Kompania poniosła ciężkie straty, zwłaszcza pierwszy i drugi pluton. Większość zabitych zginęła od mardukańskich mieczy i włóczni, liczne zranienia jednak były efektem bombardowania, jakie urządził im książę. Reakcje na jego wyczyn były różne.
Sprowadzały się do poparcia tych, których uratował, i sprzeciwu poranionych. Od głosu wstrzymali się jedynie tacy, jak Julian, których książę uratował, jednocześnie raniąc. Plutonowy powiedział, że zdecyduje się, kiedy zagoją mu się żebra.
– Przeżyliśmy – stwierdził ze stoickim spokojem Pahner.
Kompania straciła w zasadzce porucznik Sawato, jednego z sierżantów plutonów i dwóch dowódców drużyn. Nie oznaczało to jednak, że zadanie zakończyło się niepowodzeniem albo że było niemożliwe do wykonania.

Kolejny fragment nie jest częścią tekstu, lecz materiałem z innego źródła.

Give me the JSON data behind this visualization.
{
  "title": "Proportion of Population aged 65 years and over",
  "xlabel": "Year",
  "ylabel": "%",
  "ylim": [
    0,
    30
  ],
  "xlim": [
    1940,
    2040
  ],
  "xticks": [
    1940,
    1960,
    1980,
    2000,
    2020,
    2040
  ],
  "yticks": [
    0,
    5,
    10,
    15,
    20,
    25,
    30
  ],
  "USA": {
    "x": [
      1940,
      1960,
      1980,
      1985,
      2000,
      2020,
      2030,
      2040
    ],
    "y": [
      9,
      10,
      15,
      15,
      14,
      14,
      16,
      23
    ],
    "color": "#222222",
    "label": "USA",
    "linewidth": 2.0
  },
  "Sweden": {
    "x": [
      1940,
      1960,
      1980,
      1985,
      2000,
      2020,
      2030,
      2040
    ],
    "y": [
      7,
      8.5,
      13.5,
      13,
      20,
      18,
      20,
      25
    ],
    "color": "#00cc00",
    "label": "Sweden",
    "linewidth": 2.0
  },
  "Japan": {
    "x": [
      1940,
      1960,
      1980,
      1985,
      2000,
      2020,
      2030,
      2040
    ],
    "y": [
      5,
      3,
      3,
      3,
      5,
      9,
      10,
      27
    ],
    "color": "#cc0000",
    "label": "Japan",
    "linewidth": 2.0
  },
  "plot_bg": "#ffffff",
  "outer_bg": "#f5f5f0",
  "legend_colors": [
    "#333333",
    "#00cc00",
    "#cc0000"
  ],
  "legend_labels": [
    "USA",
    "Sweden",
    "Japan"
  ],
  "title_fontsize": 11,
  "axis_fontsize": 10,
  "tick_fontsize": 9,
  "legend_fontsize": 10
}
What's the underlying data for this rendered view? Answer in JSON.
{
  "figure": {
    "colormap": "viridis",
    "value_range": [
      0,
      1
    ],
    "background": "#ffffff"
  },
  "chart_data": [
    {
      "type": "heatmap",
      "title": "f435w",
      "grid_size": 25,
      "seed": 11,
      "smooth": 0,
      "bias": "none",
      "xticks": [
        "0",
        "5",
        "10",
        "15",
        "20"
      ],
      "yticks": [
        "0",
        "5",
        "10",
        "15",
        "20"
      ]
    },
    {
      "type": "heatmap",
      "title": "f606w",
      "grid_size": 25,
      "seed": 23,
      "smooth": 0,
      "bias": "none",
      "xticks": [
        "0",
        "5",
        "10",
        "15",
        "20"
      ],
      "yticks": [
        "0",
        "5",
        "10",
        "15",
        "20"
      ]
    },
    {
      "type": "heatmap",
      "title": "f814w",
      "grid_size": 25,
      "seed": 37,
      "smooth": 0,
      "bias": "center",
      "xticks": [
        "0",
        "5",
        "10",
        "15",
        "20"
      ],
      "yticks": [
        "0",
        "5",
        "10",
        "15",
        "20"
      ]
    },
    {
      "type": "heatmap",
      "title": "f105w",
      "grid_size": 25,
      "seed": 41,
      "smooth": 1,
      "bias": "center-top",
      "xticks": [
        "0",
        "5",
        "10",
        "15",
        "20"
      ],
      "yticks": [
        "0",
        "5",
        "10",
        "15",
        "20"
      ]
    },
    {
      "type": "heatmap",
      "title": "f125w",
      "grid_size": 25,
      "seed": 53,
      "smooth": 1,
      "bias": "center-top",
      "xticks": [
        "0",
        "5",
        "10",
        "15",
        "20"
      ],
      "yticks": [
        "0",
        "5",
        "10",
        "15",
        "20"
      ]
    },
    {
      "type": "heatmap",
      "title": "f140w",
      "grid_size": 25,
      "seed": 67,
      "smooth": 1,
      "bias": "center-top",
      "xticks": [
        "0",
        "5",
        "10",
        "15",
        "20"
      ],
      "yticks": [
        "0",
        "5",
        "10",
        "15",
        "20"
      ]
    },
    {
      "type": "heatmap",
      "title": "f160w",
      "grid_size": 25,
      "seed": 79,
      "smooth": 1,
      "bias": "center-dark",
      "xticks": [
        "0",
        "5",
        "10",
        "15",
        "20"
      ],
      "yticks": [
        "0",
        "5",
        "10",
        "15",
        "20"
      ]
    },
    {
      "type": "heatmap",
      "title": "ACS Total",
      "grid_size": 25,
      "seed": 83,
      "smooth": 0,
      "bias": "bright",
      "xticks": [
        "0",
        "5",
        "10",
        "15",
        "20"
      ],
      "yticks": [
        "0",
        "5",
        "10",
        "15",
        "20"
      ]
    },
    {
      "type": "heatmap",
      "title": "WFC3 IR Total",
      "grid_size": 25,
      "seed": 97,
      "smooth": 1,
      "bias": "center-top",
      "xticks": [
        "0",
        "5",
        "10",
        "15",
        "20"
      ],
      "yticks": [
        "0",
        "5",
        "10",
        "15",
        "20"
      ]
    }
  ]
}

– Musimy być sprytniejsi. Od tej pory na szpicy będzie szła cała drużyna w szyku trójzęba. W ten sposób powinniśmy wykryć wszystkie zasadzki, zanim w nie wejdziemy.
– To niezgodne z doktryną, sir – zauważył Jasco, dotykając temblaka. – Nie wykryjemy dalekich zasadzek. Pana sposób oznacza stratę całej drużyny zamiast jednego marine.
Kapitan potrząsnął ze złością głową.
– Wciąż zapominamy, że Mardukanie są ograniczeni zasięgiem. Przynajmniej ci Mardukanie – to się może zmienić, kiedy wreszcie natkniemy się na jakichś, którzy znają proch. Na razie jednak, jeśli szpica będzie szła w odległości rzutu oszczepem przed kolumną, Kranolta nic nam nie zrobią. Nie dosięgną. Dlatego zmieniamy doktrynę.
– I pakujemy te pieprzone plazmy – skrzywił się Gulyas. Bosum zginęła w widowiskowy sposób; większość operatorów już rozładowała na wszelki wypadek swoje karabiny. Nikt nie wiedział, co się stało, i nikt nie chciał być tym, który się o tym przekona.
– Jasne – warknął Jasco. – Co ty powiesz.